Au Café du Commerce, le Goncourt d'Adolf (3)
Ah, ça ! Les Tacron ont bien fait les choses. Abonnés au câble, ils offrent comme chaque année à leur clientèle le direct de l'attribution du Goncourt. Ni les charcutailles, les fromages et les tartes aux fruits ne manquent. En perce, trois tonnelets délivrent aux gosiers pentus les cascades d'un vin de Loire sincère. Conclusif, le café fume de joie dans les tasses empilables de bistrot.
Tout à coup, l'énorme téléviseur s'emballe. La voix haut perchée du présentateur crisse comme un ongle sur le tableau noir : « Ah, Léa, Léa, il se passe des choses dirait-on chez Drouant ! Léa ? Léa ? Vous m’entendez ? » Magie du direct, un silence total lui répond. Rires moqueurs au Café du Commerce.
Sur l'écran, l'agitation est de haut niveau.

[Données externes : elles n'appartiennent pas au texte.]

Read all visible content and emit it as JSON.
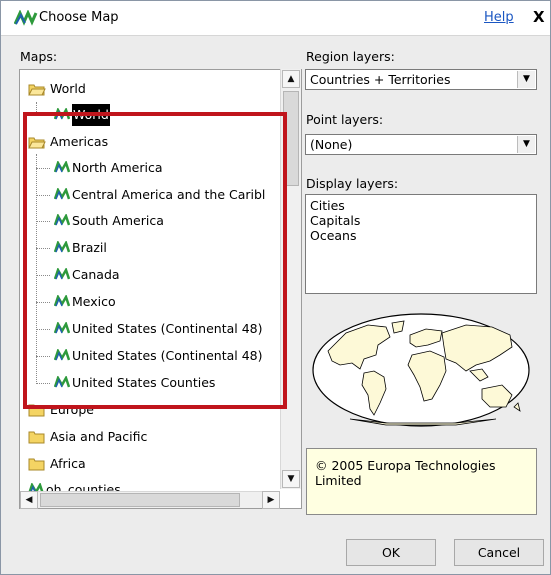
{
  "window": {
    "title": "Choose Map",
    "help_label": "Help",
    "close_label": "X"
  },
  "maps_panel": {
    "label": "Maps:",
    "items": [
      {
        "label": "World",
        "kind": "folder-open"
      },
      {
        "label": "World",
        "kind": "map",
        "selected": true
      },
      {
        "label": "Americas",
        "kind": "folder-open"
      },
      {
        "label": "North America",
        "kind": "map"
      },
      {
        "label": "Central America and the Caribl",
        "kind": "map"
      },
      {
        "label": "South America",
        "kind": "map"
      },
      {
        "label": "Brazil",
        "kind": "map"
      },
      {
        "label": "Canada",
        "kind": "map"
      },
      {
        "label": "Mexico",
        "kind": "map"
      },
      {
        "label": "United States (Continental 48)",
        "kind": "map"
      },
      {
        "label": "United States (Continental 48)",
        "kind": "map"
      },
      {
        "label": "United States Counties",
        "kind": "map"
      },
      {
        "label": "Europe",
        "kind": "folder"
      },
      {
        "label": "Asia and Pacific",
        "kind": "folder"
      },
      {
        "label": "Africa",
        "kind": "folder"
      },
      {
        "label": "oh_counties",
        "kind": "map"
      }
    ]
  },
  "region_layers": {
    "label": "Region layers:",
    "value": "Countries + Territories"
  },
  "point_layers": {
    "label": "Point layers:",
    "value": "(None)"
  },
  "display_layers": {
    "label": "Display layers:",
    "items": [
      "Cities",
      "Capitals",
      "Oceans"
    ]
  },
  "copyright": "© 2005 Europa Technologies Limited",
  "buttons": {
    "ok": "OK",
    "cancel": "Cancel"
  },
  "colors": {
    "highlight": "#c0151c",
    "link": "#1a56c2",
    "info_bg": "#ffffe1",
    "map_icon_blue": "#1f5fb0",
    "map_icon_green": "#2e9a3c",
    "folder": "#f4d463"
  }
}
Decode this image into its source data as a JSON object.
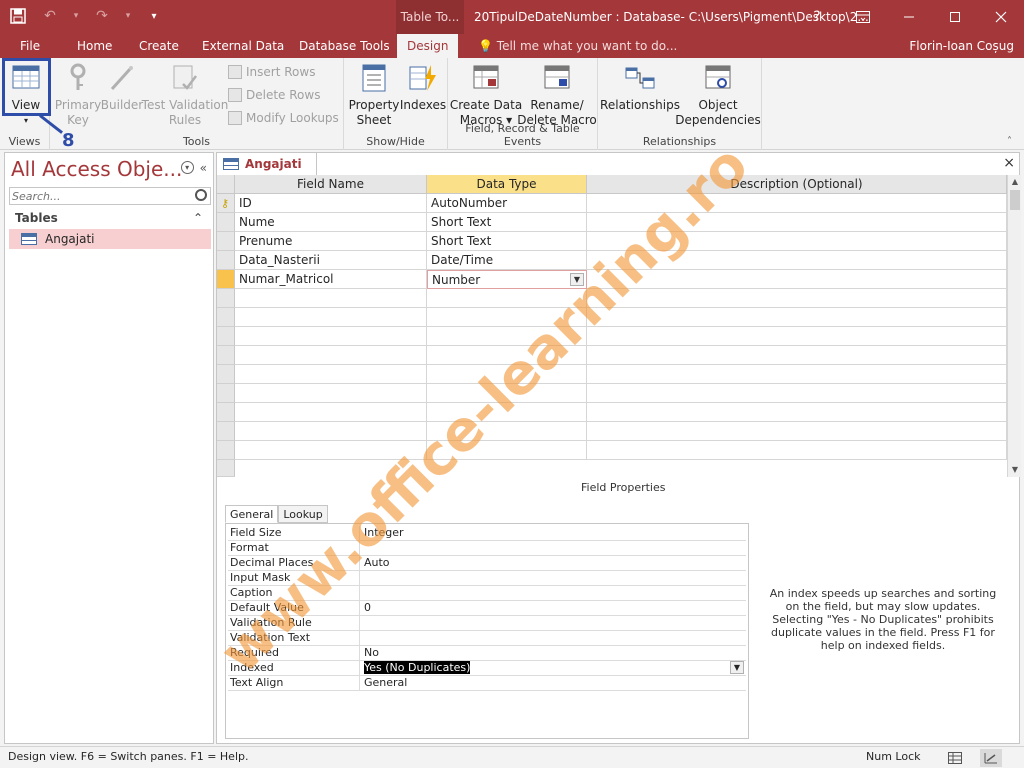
{
  "titlebar": {
    "contextual_tab": "Table To...",
    "window_title": "20TipulDeDateNumber : Database- C:\\Users\\Pigment\\Desktop\\2...",
    "help": "?",
    "qat_more": "▾"
  },
  "tabs": [
    {
      "label": "File"
    },
    {
      "label": "Home"
    },
    {
      "label": "Create"
    },
    {
      "label": "External Data"
    },
    {
      "label": "Database Tools"
    },
    {
      "label": "Design"
    }
  ],
  "tell_me": "Tell me what you want to do...",
  "user": "Florin-Ioan Coșug",
  "ribbon": {
    "views": {
      "group": "Views",
      "view": "View"
    },
    "tools": {
      "group": "Tools",
      "primary_key": "Primary\nKey",
      "builder": "Builder",
      "test_rules": "Test Validation\nRules",
      "insert_rows": "Insert Rows",
      "delete_rows": "Delete Rows",
      "modify_lookups": "Modify Lookups"
    },
    "showhide": {
      "group": "Show/Hide",
      "property_sheet": "Property\nSheet",
      "indexes": "Indexes"
    },
    "events": {
      "group": "Field, Record & Table Events",
      "create_macros": "Create Data\nMacros ▾",
      "rename_macro": "Rename/\nDelete Macro"
    },
    "relationships": {
      "group": "Relationships",
      "relationships": "Relationships",
      "object_dep": "Object\nDependencies"
    }
  },
  "annotation": {
    "step": "8"
  },
  "nav": {
    "title": "All Access Obje...",
    "search_placeholder": "Search...",
    "section": "Tables",
    "items": [
      {
        "label": "Angajati"
      }
    ]
  },
  "doc": {
    "tab": "Angajati",
    "close": "×",
    "headers": {
      "field_name": "Field Name",
      "data_type": "Data Type",
      "description": "Description (Optional)"
    },
    "rows": [
      {
        "field": "ID",
        "type": "AutoNumber",
        "desc": ""
      },
      {
        "field": "Nume",
        "type": "Short Text",
        "desc": ""
      },
      {
        "field": "Prenume",
        "type": "Short Text",
        "desc": ""
      },
      {
        "field": "Data_Nasterii",
        "type": "Date/Time",
        "desc": ""
      },
      {
        "field": "Numar_Matricol",
        "type": "Number",
        "desc": ""
      }
    ],
    "field_properties": "Field Properties",
    "prop_tabs": [
      "General",
      "Lookup"
    ],
    "properties": [
      {
        "name": "Field Size",
        "value": "Integer"
      },
      {
        "name": "Format",
        "value": ""
      },
      {
        "name": "Decimal Places",
        "value": "Auto"
      },
      {
        "name": "Input Mask",
        "value": ""
      },
      {
        "name": "Caption",
        "value": ""
      },
      {
        "name": "Default Value",
        "value": "0"
      },
      {
        "name": "Validation Rule",
        "value": ""
      },
      {
        "name": "Validation Text",
        "value": ""
      },
      {
        "name": "Required",
        "value": "No"
      },
      {
        "name": "Indexed",
        "value": "Yes (No Duplicates)"
      },
      {
        "name": "Text Align",
        "value": "General"
      }
    ],
    "help": "An index speeds up searches and sorting on the field, but may slow updates. Selecting \"Yes - No Duplicates\" prohibits duplicate values in the field. Press F1 for help on indexed fields."
  },
  "watermark": "www.office-learning.ro",
  "status": {
    "text": "Design view.  F6 = Switch panes.  F1 = Help.",
    "numlock": "Num Lock"
  },
  "colors": {
    "accent": "#a4373a",
    "highlight": "#2e4da8",
    "watermark": "#f29738"
  }
}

Les micros se cognent aux caméras qui elles-mêmes heurtent tout ce qu’elles trouvent. Des crânes, des dos, des épaules, des fesses. Le salon chic de l’événement a des allures de foirail en folie. C'est que de la décision de dix jurés impartiaux dépend un chiffre d'affaires phénoménal. Alors ? A qui reviendra-t-elle la récompense fameuse des 500 ou 600 000 exemplaires vendus, les traductions, les adaptations ?

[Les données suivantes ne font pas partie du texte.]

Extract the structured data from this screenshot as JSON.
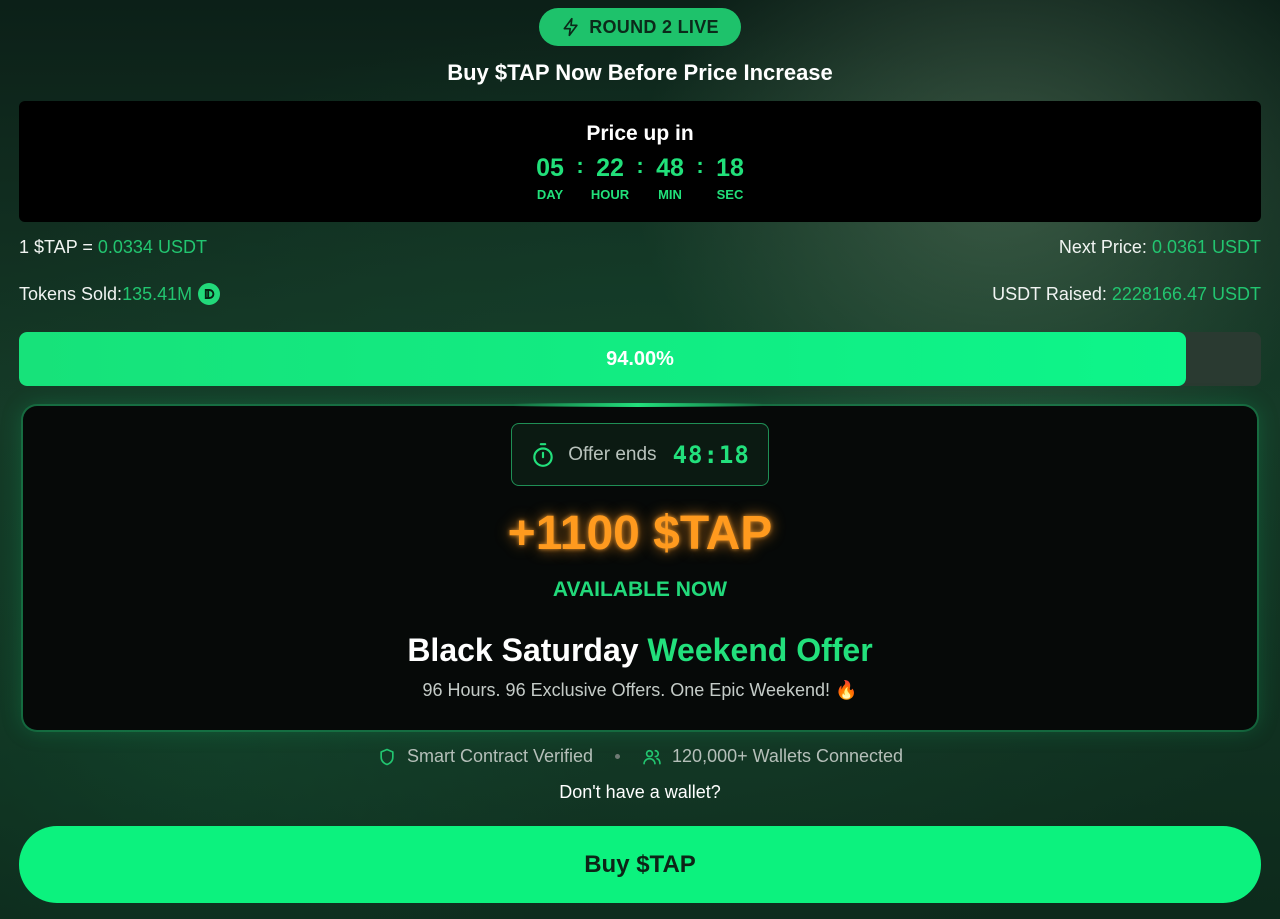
{
  "round_badge": {
    "label": "ROUND 2 LIVE",
    "icon": "lightning-icon"
  },
  "headline": "Buy $TAP Now Before Price Increase",
  "countdown": {
    "title": "Price up in",
    "units": [
      {
        "value": "05",
        "label": "DAY"
      },
      {
        "value": "22",
        "label": "HOUR"
      },
      {
        "value": "48",
        "label": "MIN"
      },
      {
        "value": "18",
        "label": "SEC"
      }
    ],
    "separator": ":"
  },
  "price": {
    "current_prefix": "1 $TAP = ",
    "current_value": "0.0334 USDT",
    "next_label": "Next Price: ",
    "next_value": "0.0361 USDT"
  },
  "stats": {
    "tokens_sold_label": "Tokens Sold: ",
    "tokens_sold_value": "135.41M",
    "usdt_raised_label": "USDT Raised: ",
    "usdt_raised_value": "2228166.47 USDT"
  },
  "progress": {
    "percent": 94.0,
    "label": "94.00%"
  },
  "offer": {
    "ends_label": "Offer ends",
    "ends_time": "48:18",
    "bonus": "+1100 $TAP",
    "available": "AVAILABLE NOW",
    "title_main": "Black Saturday ",
    "title_accent": "Weekend Offer",
    "subtitle": "96 Hours. 96 Exclusive Offers. One Epic Weekend! 🔥"
  },
  "trust": {
    "verified": "Smart Contract Verified",
    "wallets": "120,000+ Wallets Connected"
  },
  "no_wallet": "Don't have a wallet?",
  "buy_button": "Buy $TAP",
  "colors": {
    "accent": "#22e07c",
    "bonus": "#ff9a1e",
    "button": "#0cf27e",
    "badge": "#1ec26b"
  }
}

« Pour l'éditeur dont le poulain est distingué, le Goncourt c'est l'équivalent de 3 ou 4 années de recettes », rappelle l’animateur extatique du plateau télé. Aux malentendants, pour les retardataires et les rêveurs il répète dans une espèce de jubilation que l'impact financier est énorme !
Sur l’immense écran plat, un petit bonhomme chiffonné apparaît en haut d'un grand escalier. Il tient à la main une feuille de papier à laquelle il imprime son tremblement de noble vieillard. « Le micro est bon ? Le son ? Et l’éclairage ? Correct l’éclairage ? » Professionnel des grands-messes médiatiques, il attend l’œil plissé que le calme fige l'assistance. L'événement est planétaire. La littérature est son alibi. Le son de la télé rétabli, on entend les journalistes finir de s'engueuler en divers idiomes. Langue de la diplomatie, le français l'emporte. « Putain LCI, tu vas le pousser ton gros cul ! » On filme pour l’histoire. Si quelqu’un ignore ce qu’est l’histoire, la vraie, qu’il fixe son poste. Elle se fait à chaud sous ses yeux.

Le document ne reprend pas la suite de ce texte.